Does Biden’s Executive Order Hint at New Federal Crypto Regulator?

White House

Maybe Brian Armstrong is going to get his wish after all.

The Coinbase CEO called on Congress to create a new agency to oversee crypto late last year, an idea that was panned in the industry and is unlikely to be embraced by the three regulatory agencies angling for control.

Read more: Coinbase Asks Congress to Create Crypto-Regulator

Rather than choose between the Securities and Exchange Commission (SEC), the Commodity Futures Trading Commission (CFTC) and the Office of the Comptroller of the Currency (OCC), the White House is taking control for the moment.

Bloomberg reported Monday (Jan. 24) that President Joe Biden plans to issue an executive order as soon as February that would reveal the outlines of a national strategy on cryptocurrencies. Still, it will be far from final as it will require a broad spectrum of government agencies to provide input by the second half of 2022.

See also: Biden Administration to Release Order on Crypto

That much at least has been welcomed, as the industry has been calling for regulatory clarity for years on issues ranging from when cryptocurrencies are securities to tax issues. And it’s not just crypto that’s interested.

While nothing in the Biden order is said to suggest a single regulator, it broadened the field of input beyond the SEC, CFTC and OCC to include agencies ranging from the State Department to the Department of Commerce.

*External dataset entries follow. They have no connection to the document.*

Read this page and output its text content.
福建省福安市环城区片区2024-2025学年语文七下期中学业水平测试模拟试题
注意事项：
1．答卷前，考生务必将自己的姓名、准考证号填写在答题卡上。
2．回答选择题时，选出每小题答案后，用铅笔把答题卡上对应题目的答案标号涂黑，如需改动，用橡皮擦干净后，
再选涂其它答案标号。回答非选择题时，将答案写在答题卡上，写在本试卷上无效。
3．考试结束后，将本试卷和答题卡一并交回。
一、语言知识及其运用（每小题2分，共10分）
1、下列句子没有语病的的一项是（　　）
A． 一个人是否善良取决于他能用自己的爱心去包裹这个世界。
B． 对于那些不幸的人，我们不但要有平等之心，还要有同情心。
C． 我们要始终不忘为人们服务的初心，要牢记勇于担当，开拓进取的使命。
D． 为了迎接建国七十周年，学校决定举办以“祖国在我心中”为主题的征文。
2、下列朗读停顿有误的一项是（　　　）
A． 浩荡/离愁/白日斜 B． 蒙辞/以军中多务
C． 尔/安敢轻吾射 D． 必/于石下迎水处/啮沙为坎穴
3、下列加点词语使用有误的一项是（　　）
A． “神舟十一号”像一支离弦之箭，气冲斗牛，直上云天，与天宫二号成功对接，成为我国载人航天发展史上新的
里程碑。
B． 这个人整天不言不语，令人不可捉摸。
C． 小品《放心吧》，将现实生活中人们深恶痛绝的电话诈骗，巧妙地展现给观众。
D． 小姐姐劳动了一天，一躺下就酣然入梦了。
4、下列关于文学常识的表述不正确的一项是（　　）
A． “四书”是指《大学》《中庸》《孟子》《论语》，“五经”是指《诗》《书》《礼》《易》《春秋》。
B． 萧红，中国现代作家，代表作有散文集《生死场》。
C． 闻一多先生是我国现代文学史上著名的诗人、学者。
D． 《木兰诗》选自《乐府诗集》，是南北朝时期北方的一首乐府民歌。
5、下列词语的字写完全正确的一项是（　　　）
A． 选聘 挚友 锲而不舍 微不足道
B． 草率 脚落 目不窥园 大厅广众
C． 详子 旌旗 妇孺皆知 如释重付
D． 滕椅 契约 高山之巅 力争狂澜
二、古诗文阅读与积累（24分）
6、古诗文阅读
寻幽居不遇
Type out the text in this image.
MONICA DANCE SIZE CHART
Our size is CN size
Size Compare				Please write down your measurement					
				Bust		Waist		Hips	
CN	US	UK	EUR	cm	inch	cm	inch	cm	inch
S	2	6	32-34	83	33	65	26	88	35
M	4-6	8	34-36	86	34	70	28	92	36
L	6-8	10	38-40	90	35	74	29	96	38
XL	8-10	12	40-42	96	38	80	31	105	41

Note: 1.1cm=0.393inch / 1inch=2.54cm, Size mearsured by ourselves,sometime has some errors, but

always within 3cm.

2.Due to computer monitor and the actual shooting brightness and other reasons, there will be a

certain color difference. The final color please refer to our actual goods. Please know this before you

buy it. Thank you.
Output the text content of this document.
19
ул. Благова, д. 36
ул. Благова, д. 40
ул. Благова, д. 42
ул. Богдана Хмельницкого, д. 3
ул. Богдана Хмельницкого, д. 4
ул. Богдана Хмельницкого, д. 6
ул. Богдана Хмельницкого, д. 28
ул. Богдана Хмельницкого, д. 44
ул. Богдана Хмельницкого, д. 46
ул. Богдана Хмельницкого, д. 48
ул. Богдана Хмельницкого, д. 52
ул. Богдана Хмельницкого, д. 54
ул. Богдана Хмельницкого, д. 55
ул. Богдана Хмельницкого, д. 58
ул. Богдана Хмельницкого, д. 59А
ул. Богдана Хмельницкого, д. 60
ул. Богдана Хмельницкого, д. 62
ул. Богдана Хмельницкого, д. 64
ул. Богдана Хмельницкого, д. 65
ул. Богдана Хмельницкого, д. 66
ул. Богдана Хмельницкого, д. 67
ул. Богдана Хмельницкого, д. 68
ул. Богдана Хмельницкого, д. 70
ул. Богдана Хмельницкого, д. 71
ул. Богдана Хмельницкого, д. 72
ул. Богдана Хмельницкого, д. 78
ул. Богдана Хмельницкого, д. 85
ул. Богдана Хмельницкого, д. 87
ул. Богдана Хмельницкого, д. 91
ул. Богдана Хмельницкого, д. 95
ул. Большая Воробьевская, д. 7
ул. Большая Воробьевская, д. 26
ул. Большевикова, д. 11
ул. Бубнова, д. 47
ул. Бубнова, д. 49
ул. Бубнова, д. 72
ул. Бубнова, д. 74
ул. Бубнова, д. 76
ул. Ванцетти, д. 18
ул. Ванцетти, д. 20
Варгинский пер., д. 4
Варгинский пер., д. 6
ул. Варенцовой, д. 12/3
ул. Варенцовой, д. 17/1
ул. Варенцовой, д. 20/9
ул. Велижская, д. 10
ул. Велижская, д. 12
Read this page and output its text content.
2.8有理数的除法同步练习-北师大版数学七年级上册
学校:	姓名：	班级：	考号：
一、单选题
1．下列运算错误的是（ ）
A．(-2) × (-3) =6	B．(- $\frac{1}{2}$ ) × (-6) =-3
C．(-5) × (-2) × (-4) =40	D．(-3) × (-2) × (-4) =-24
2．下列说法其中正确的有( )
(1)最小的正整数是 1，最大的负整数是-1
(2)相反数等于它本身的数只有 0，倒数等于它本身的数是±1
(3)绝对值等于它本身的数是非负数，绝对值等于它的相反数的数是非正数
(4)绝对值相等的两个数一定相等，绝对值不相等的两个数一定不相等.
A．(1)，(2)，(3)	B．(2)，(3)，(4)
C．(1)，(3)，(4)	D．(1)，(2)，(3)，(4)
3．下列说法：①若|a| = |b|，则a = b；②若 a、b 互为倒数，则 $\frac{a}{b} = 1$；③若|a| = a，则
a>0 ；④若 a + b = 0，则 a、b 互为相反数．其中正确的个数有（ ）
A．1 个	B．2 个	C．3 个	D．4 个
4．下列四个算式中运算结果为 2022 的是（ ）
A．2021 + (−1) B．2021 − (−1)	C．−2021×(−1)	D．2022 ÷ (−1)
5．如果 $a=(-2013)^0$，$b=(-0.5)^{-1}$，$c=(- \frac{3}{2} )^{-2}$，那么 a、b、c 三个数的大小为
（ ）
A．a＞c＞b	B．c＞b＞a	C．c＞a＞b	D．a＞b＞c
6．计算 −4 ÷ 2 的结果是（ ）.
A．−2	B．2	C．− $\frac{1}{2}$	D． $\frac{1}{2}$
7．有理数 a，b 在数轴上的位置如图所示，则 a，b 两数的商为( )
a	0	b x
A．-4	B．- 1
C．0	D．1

All three of those agencies have been angling for control, with new CFTC chairman Rostin Behnam making the pitch in his confirmation hearing, while SEC Chairman Gary Gensler has not only been calling for SEC control, the agency has spent several years asserting its authority in court. And Acting Comptroller of the Currency Michael Hsu recently said stablecoins — a key sector — should be regulated like banks. Which the OCC happens to regulate.

Read more: Gensler: SEC Is Coming for Crypto Exchanges

See: OCC’s Hsu: Stablecoins Can Boost Innovation If Regulated Like Banks

Spreading authority between three agencies is not an ideal solution for an industry in which both the White House and Congress have shown a substantial and rapidly growing interest. Spreading it among a half dozen or more would be far from ideal for an industry that the government wants to nourish.

Also read: BNY Mellon CFO: U.S. Regulators Must Clarify Crypto Rules

The order would almost certainly cover stablecoins, a subset of crypto in which the government has taken a strong interest as central bankers and regulators that they could seriously damage financial stability.

Learn more: Powell, Yellen Clash Over Stablecoin Regulation

But it is unlikely to get into the issue of a digital dollar, as the Federal Reserve won’t even begin to make a recommendation on the desirability of a U.S. central bank digital currency (CBDC), until the summer.

See: Fed’s Digital Dollar Report Finally Drops, With More Questions Than Answers

The Fed’s long-awaited paper on the subject was deliberately lacking anything that resembled an opinion, making very clear that the central bank wanted public input — due in May — before beginning to formulate a policy.

More: The Three Most Important Questions for the Fed on Its CBDC Plans

What will likely become clear when the executive order’s reports are turned in is that crypto crosses so many areas — securities, commodities, stablecoins, taxation, criminal law enforcement, smart contract enforcement and many others — that it doesn’t fit readily into one pigeonhole. And with so many areas of concern and so many agencies to spread authority among, a separate authority does start to make sense.

Congressional Interest

Congress has been increasingly interested in crypto, with House Financial Services Committee and Senate Banking Committee each holding several hearings on the subject and several members taking on what amount to leadership roles on the topic.

Shortly before the end of the year, Cynthia Lummis (R-Wyo.) promised that she would introduce a comprehensive crypto regulatory bill in early 2022, while Sen. Elizabeth Warren (D-Mass.) has called for far stiffer consumer protection regulation, particularly in decentralized finance (DeFi).

See: Sen. Lummis’ Christmas Present to Crypto: Clear Regulation in the New Year

The extent of Congress’ interest in the subject was made clear during the debate over the $1 trillion infrastructure bill last year. After industry complaints about a detail tucked in the massive act that would have required know-your-customer gathering by parts of the industry that could not possibly do it — such as bitcoin miners and developers — 99 senators got together to agree to make a change, only to be derailed when one member objected in a fit of pique because his change wasn’t considered. As full Senate approval was required the change failed.

Read also: Senators Aim to Amend Infrastructure Bill’s Crypto Rules

Still, the incident showed the degree to which Congress was willing to act on the industry’s behalf when it said its interests were threatened. (Would it be cynical of us to point out that FTX crypto exchange CEO and billionaire Sam Bankman-Fried donated $5 million to the Biden campaign, making him the second-largest donor overall and illustrating that that the industry has serious fundraising potential?)

Circling back to our original point, there is enough interest on both sides of the aisle to make the creation of a new agency, that Congress can put its stamp on, a real possibility.